Der Ruf nach härteren Strafen bis hin zur Ermordung von Kinderschändern, wobei im jetzigen Fall bis zum heutigen Zeitpunkt nicht klar ist, ob eine Schändung stattfand (so spricht dagegen, dass die Leiche bekleidet aufgefunden wurde), vereint Nazis und die Mehrheit der bürgerlichen Gesellschaft und ist daher ein Lieblingsthema der NPD. Hier lassen sich noch WählerInnen gewinnen. Dass Mörder und Vergewaltiger von dieser Gesellschaft erst hervorgebracht wurden durch Sozialisation und Erziehung und diese keineswegs als solche auf die Welt kamen, interessiert den Messer wetzenden Deutschen, der sich betroffen und ängstlich wähnt, nicht. Dabei ändert der Mord am Täter nichts an der Gesellschaft, die Mörder und Vergewaltiger hervorbringt.
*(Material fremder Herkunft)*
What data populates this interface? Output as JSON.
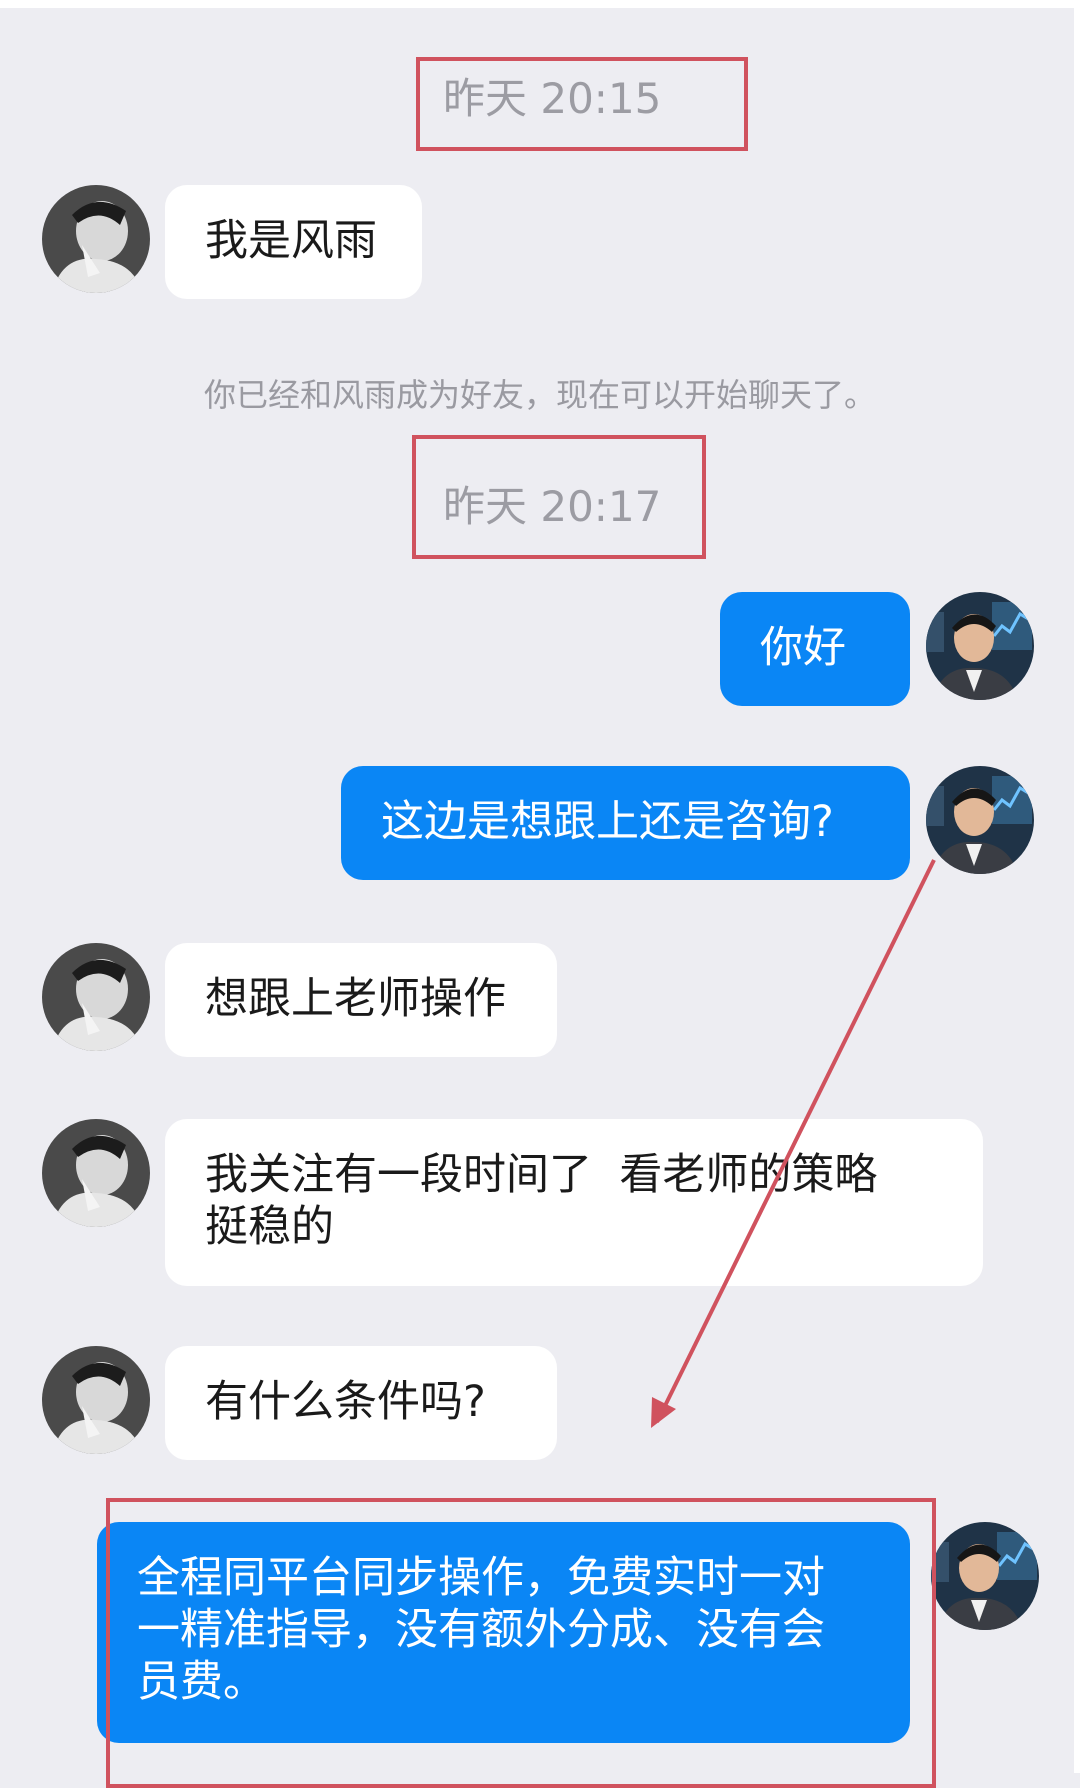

Auch das tote Kind wird nicht wieder lebendig und selbst das vielfach bemühte Argument der Abschreckung auf potentielle Täter ist keines, was mehrere Studien bereits bestätigten. Sogenannte „Triebtäter“ handeln oft nicht aufgrund rationaler Überlegungen und kalkulieren die mögliche Strafe nicht in die Handlung ein. Auf die völkische Gemeinschaft von Zella-Mehlis, die hier „Opferschutz statt Täterschutz“ einfordert und eine Bedrohung durch Kinderschänder beschwört, trifft, wie so oft, eine Bemerkung Wolfgang Pohrts ins Schwarze: „Wenn die Deutschen jammern, dass sie sich umzingelt, bedroht, gedemütigt, deprimiert und übervorteilt fühlen, dann tragen sie den Angriffsplan bestimmt schon in der Tasche.“ Dieser Angriffsplan besteht im Ausschluss jedes Zweiflers aus der völkischen Gemeinschaft der vermeintlichen Kinderschützer und darin wieder die Todesstrafe zunächst für vermeintliche und wirkliche Kindermörder einzuführen, um dann vielleicht mal weiter zu schauen, wer die Gemeinschaft der Deutschen noch bedroht. Dann geht es wieder gegen Asylbewerber, Juden oder Punker.